Paso Robles, CA (PRWEB) August 21, 2013
Walk into Rotta Winery in Paso Robles, and you are likely to have your first encounter with a Black Monukka. Some visitors have joked that it sounds like a dangerous viper, but the truth is much more appealing. The rarely-heard moniker actually refers to a grape varietal, and is one of the many unusual wine grapes that Paso area wineries are using to create unique wines that pique tasters' interest.
Rotta Winery is the exclusive producer of Black Monukka, a sweet dessert wine that scored a 92 in Wine Enthusiast Magazine. UC Davis describes this obsolete grape as mostly being used in specialty markets such as health food stores for its unique qualities. The 1997 California acreage report listed 359 acres for 'Black Monukka,' almost strictly for Raisin production.
Long associated with its signature varietal Zinfandel, Paso Robles also boasts a breadth of varietals that tantalizes oenophiles seeking to find new tasting experiences. The region now produces wine from more than 40 distinct wine grapes. The Paso Robles Wine Country Alliance points to the region's diverse soils and many microclimates as the reason that the Paso Robles AVA is suitable to grow a wide variety of wine grapes.
With its campaign slogan “Paso Robles, where wine grows wild,” Paso Wine Man, the popular video series created by the Paso Robles Wine Country Alliance, features varietals that are not usually associated with Paso Robles. In July’s video highlighting Grenache Blanc, Paso Wine Man describes this wine as “too good to be true.” According to Chris Kern’s Forgotten Grapes, Grenache Blanc is the fifth-most planted grape in France, but the first Grenache Blanc planting in the U.S. did not occur until 1996, and that was by Tables Creek Winery of Paso Robles.

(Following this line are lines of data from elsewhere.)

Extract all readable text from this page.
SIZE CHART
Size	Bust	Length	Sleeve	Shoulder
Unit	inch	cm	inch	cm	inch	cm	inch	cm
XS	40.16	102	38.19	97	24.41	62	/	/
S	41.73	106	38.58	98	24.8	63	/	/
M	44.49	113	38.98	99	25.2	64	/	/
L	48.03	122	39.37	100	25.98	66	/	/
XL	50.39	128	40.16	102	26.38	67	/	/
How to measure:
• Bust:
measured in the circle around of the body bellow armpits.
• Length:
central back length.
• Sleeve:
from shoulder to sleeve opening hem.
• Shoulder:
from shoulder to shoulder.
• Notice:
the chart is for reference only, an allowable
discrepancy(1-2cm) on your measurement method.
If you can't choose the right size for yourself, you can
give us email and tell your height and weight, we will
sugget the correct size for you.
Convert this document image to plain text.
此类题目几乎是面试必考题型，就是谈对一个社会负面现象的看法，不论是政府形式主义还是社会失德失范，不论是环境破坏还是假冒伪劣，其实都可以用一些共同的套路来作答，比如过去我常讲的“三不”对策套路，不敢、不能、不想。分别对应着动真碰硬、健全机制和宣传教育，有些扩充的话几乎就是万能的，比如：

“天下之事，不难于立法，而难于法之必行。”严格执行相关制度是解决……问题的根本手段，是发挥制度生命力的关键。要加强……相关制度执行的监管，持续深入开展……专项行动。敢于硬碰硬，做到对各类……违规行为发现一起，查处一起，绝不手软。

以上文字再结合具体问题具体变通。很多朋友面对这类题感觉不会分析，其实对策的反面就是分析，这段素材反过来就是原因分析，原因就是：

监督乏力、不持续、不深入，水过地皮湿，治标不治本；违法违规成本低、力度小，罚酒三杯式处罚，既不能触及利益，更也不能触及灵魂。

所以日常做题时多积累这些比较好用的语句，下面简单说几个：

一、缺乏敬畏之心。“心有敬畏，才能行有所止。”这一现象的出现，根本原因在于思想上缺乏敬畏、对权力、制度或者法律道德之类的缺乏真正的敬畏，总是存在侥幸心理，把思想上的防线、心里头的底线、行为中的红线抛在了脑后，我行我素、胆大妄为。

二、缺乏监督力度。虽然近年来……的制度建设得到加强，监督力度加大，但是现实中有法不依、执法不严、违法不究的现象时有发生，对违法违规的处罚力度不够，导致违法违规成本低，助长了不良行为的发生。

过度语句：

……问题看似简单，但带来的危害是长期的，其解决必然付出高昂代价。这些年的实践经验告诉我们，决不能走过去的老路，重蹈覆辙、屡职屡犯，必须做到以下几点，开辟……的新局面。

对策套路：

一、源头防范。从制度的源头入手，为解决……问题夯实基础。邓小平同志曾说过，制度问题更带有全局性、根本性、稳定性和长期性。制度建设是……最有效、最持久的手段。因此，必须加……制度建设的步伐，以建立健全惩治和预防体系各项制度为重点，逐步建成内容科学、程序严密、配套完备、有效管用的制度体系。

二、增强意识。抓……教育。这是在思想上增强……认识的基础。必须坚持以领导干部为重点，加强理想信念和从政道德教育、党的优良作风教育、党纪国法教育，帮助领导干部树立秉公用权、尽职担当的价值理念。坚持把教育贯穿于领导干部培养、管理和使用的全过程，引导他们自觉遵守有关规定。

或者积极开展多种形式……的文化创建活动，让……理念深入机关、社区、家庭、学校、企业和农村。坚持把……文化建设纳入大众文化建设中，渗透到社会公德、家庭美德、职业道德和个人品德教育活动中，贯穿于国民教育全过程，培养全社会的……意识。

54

Owner of Grapeline Wine Tours, John Kelliher, describes how Paso's wide range of available wines draws in more wine tour customers, “So many guests are drawn to Paso Robles wine country for the diversity that it provides. The Paso wineries seem to be particularly adventurous in their wine grape cultivation. Many local wineries specialize in lesser-known varietals, and often not on traditional California grapes. It gives this area a depth of character not often found in other wine growing regions.”
"Wine tasting is becoming more mainstream," said Kelliher, "and visitors are coming out over and over again. So it's probably to be expected that finding new and different varietals, like you do in Paso, would be a draw."